Nun können sich Besitzer von Galaxy-Geräten darauf freuen, dass die unbeliebten Werbeanzeigen nach und nach aus den Systemapps verschwinden werden. Ein Mitarbeiter soll während eines Meetings gefragt haben, warum auf den vorinstallierten Apps Werbung geschaltet werde, wie pcwelt berichtet. Daraufhin habe sich der Samsung-Chef einsichtig gezeigt und verkündet, dass die Kritik der Nutzer und Mitarbeiter erhört und die Werbung aus den Apps entfernt werde. Mittlerweile sind die Wetter-App, sowie Samsung Pay und Samsung Health zumindest in Südkorea wieder frei von Werbung, wie ComputerBild berichtet. Wann das Unternehmen Werbefreiheit auf allen Geräten und damit auch in Deutschland umsetzt, ist noch nicht klar. "Am Ende ist die Kritik auf Kunden- und Mitarbeiterseite offenbar wichtiger als weiterer Profit. Das ist immerhin ein gutes Zeichen", so ComputerBild.
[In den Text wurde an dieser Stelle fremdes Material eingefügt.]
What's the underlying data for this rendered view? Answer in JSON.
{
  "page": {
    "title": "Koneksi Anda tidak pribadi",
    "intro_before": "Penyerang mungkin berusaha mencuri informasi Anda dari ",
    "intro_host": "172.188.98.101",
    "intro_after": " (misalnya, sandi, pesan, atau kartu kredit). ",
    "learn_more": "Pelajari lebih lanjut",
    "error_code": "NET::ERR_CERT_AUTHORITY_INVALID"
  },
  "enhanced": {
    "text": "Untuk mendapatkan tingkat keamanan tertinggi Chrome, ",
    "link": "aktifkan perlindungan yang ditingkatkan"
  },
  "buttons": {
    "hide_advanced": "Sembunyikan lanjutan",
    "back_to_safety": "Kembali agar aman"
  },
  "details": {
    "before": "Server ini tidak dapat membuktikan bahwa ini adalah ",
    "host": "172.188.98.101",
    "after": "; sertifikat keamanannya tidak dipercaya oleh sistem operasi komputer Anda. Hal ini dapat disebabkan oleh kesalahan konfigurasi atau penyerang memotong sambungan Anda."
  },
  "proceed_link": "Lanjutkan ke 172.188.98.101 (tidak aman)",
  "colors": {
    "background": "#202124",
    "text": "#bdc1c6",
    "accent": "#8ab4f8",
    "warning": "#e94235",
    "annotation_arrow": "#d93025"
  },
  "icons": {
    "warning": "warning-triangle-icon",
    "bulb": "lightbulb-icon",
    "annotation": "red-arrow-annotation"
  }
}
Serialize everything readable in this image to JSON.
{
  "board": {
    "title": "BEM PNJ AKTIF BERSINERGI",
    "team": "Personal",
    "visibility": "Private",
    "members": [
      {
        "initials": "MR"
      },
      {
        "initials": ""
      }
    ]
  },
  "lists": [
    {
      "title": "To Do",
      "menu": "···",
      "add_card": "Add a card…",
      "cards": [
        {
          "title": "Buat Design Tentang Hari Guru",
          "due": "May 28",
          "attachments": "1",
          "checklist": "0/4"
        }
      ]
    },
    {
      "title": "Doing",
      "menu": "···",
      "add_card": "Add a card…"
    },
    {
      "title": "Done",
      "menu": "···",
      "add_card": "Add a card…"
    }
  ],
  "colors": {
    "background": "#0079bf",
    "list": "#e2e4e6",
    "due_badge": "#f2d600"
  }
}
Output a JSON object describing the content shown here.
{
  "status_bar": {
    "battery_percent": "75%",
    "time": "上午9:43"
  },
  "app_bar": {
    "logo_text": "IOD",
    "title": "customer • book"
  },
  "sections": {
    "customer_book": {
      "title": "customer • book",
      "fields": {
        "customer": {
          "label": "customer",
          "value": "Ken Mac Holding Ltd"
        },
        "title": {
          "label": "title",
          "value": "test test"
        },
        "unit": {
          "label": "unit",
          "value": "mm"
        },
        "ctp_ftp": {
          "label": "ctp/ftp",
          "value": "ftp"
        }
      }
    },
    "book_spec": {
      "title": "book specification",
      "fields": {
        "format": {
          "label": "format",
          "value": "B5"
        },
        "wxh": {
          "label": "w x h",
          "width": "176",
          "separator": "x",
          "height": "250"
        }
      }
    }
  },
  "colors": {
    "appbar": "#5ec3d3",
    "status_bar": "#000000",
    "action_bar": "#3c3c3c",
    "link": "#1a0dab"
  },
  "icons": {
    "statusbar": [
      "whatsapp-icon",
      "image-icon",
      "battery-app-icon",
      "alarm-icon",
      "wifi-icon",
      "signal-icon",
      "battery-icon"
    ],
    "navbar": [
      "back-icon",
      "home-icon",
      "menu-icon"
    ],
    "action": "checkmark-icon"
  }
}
Samsung muss der Konkurrenz Einhalt gebieten

Das Unternehmen ist pcwelt zufolge auf Kritik durch Mitarbeiter angewiesen, um sich weiterentwickeln zu können und erfolgreich zu sein. Vor allem da die Konkurrenz in letzter Zeit mehr an Bedeutung gewonnen hat. Der Smartphone-Hersteller Xiaomi beansprucht, ebenso wie Samsung, den Markt von günstigeren bis mittelpreisigen Smartphones für sich. In diesem Jahr ist es Xiaomi sogar zum ersten Mal gelungen, den Tech-Riesen Samsung vom Thron des Marktführers zu stoßen.